The oscillator strengths of hemoproteins in the light frequency range of 1.11 X 10(4) to 3.23 X 10(4) cm-1 (wavelength range of 900 to 310 nm) were measured by means of computer-assisted spectrophotometry. The obtained values of oscillator strength per molar heme ranged from about 1.4 to 2.2. By comparing the oscillator strength values of the ferric and ferric cyanide-bound forms of hemoproteins and also the values of low molecular weight ferric heme complexes, it was found that the oscillator strength was lower for those hemoproteins whose heme was coordinated with strong field ligands.
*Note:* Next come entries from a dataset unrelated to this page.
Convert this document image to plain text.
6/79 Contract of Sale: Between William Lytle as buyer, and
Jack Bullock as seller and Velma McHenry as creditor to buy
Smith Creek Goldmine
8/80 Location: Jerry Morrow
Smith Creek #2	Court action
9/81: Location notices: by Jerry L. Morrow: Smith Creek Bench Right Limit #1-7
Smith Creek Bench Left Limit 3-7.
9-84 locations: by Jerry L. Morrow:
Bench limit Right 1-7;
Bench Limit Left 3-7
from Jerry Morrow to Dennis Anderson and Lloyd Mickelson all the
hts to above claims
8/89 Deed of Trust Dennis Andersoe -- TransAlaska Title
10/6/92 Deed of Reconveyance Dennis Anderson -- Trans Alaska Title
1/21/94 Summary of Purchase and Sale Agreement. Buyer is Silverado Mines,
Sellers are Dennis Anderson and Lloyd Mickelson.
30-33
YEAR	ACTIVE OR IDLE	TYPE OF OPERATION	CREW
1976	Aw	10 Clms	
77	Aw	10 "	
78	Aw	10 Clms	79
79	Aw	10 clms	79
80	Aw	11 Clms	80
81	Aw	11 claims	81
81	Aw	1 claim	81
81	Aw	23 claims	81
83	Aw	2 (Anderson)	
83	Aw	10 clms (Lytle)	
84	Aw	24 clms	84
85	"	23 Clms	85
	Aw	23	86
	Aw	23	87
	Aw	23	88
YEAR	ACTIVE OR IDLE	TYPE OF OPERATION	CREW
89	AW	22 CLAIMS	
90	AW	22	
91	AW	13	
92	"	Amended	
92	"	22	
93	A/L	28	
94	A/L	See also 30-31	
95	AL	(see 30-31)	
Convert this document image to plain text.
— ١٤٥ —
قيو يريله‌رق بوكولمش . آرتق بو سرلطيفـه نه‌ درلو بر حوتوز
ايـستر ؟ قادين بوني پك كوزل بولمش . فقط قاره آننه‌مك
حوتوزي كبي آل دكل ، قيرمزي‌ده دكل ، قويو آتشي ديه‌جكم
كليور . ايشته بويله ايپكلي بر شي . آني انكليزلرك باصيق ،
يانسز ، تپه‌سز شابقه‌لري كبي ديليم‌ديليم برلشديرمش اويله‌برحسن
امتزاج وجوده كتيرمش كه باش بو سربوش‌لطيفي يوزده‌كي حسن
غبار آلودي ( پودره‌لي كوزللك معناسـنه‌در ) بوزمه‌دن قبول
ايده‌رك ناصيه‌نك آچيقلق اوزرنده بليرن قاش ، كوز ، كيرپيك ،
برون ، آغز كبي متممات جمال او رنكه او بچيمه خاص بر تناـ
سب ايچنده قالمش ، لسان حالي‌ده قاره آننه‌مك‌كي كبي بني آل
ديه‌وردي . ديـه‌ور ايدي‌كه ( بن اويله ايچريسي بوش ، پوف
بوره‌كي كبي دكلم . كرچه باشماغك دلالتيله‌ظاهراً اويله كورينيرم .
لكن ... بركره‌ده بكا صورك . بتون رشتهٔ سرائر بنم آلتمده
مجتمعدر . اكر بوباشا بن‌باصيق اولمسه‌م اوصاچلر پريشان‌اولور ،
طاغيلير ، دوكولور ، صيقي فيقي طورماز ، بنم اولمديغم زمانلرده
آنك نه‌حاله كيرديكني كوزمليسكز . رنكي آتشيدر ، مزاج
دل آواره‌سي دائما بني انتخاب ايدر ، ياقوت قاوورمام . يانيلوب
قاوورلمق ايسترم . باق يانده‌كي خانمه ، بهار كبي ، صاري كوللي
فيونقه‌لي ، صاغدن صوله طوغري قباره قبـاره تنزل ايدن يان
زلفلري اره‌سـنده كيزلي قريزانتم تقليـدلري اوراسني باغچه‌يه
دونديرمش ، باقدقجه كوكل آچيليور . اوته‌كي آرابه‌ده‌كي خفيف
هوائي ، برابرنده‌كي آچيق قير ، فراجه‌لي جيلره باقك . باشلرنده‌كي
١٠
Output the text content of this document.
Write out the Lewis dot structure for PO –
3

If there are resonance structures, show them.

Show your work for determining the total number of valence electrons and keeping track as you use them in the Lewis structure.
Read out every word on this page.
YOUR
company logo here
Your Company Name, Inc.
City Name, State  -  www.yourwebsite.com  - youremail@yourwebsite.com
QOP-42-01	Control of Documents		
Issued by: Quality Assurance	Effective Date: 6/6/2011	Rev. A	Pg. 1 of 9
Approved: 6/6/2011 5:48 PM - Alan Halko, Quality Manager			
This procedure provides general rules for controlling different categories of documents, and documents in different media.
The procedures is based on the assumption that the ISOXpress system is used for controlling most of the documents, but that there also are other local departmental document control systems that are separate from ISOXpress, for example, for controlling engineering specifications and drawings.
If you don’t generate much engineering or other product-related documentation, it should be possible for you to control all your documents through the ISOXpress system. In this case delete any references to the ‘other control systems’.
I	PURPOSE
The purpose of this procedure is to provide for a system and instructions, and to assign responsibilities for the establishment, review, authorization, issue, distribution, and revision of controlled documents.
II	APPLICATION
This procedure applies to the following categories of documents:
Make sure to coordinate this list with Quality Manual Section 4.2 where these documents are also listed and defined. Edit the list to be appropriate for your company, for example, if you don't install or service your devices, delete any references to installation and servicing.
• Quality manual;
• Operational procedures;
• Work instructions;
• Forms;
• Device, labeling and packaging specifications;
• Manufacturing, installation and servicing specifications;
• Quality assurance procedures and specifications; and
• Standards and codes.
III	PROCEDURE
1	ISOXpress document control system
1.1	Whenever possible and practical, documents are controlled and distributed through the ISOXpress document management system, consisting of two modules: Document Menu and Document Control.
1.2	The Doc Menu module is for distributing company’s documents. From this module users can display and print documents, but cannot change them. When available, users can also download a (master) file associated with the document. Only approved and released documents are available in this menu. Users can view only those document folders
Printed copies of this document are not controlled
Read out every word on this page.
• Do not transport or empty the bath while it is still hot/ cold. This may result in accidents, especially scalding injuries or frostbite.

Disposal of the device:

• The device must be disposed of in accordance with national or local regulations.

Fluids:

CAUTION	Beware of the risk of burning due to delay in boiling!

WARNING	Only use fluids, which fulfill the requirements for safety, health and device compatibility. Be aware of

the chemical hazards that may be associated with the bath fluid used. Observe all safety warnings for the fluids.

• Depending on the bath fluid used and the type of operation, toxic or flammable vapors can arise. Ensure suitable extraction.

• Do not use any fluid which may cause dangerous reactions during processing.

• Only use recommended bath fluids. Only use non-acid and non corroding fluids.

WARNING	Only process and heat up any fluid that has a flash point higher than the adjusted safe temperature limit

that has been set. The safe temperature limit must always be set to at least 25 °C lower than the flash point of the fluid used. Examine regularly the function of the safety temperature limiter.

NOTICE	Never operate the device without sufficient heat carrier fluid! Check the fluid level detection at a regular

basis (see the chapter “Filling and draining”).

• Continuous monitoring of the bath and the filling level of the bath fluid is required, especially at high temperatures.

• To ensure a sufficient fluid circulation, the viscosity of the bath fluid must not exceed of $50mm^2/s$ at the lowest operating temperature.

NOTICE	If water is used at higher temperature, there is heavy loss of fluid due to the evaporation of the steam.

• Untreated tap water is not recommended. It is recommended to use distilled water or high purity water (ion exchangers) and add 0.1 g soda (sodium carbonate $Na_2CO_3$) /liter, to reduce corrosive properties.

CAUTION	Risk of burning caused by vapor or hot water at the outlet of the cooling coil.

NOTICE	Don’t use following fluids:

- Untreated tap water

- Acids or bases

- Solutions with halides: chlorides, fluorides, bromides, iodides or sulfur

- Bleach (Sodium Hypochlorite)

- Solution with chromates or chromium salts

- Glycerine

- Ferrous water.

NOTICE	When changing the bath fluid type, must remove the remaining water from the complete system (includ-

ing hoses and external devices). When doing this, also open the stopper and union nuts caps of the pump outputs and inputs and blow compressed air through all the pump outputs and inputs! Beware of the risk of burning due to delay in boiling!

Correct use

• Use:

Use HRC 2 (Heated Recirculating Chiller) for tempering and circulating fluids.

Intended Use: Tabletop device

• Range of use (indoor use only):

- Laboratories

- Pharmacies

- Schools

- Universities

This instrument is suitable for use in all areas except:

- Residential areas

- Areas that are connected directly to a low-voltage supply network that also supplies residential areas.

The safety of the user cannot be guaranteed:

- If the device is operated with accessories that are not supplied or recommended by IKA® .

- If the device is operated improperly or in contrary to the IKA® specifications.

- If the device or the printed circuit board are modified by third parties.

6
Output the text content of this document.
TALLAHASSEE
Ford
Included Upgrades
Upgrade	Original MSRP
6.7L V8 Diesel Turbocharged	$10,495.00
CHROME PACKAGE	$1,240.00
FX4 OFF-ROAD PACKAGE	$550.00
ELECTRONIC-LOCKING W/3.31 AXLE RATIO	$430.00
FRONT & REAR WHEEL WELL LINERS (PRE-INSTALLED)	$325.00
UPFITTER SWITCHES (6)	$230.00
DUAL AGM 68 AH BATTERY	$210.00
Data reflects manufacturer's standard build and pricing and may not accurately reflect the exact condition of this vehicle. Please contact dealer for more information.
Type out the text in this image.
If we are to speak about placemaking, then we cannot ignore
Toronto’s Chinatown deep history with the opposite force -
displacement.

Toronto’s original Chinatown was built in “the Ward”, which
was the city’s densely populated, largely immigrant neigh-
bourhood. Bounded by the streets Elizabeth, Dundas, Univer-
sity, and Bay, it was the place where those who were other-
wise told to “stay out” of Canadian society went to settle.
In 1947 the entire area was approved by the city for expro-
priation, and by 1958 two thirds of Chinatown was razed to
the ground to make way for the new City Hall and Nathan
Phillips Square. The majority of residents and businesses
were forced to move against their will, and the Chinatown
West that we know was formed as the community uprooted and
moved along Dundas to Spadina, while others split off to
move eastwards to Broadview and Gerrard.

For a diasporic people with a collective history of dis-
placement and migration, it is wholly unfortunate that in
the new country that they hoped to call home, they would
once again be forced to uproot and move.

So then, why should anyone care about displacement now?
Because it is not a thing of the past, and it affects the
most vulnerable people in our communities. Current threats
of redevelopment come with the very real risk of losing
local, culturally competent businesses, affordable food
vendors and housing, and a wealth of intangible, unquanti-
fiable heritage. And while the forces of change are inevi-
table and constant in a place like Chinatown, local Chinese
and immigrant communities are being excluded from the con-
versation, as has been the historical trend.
It was also found that the hemoproteins showing a smaller pH-dependent change in the carbon monoxide-difference spectrum had lower oscillator strengths. The following linear relation was observed, with various ligand complexes of bovine methemoglobin, horse metmyoglobin, and ferric horseradish peroxidase, between the oscillator strength (f) determined in the present study and the respective magnetic susceptibility (10(6) X chi 20 degrees M) values in the literature: f = A (10(6) X chi 20 degrees M) + B. The values of constants A and B in the equation were estimated for horseradish peroxidase, methemoglobin, and metmyoglobin. On varying the temperature in the range of 0 to 40 degrees C, the oscillator strength of the metmyoglobin-azide complex changed in parallel with the change in the spin state. Taking advantage of the fact that fluoride complexes of many hemoproteins show 10(6) X chi 20 degrees M values close to 14,500 and also that the values of intersection B are around 86.4% of the respective values of the fluoride complexes of ferric horseradish peroxidase, methemoglobin, and metmyoglobin, an empirical equation was evolved for the calculation of an approximate 10(6) X chi 20 degrees M value from the f value of a given complex (fobs) and that of the fluoride complex (fF) of a hemoprotein. The approximate magnetic susceptibilities of various ligand complexes of bovine lactoperoxidase could be thus calculated with the equation. The oscillator strengths of ferrous hemoproteins were also investigated and ligand-dependent regular changes were found.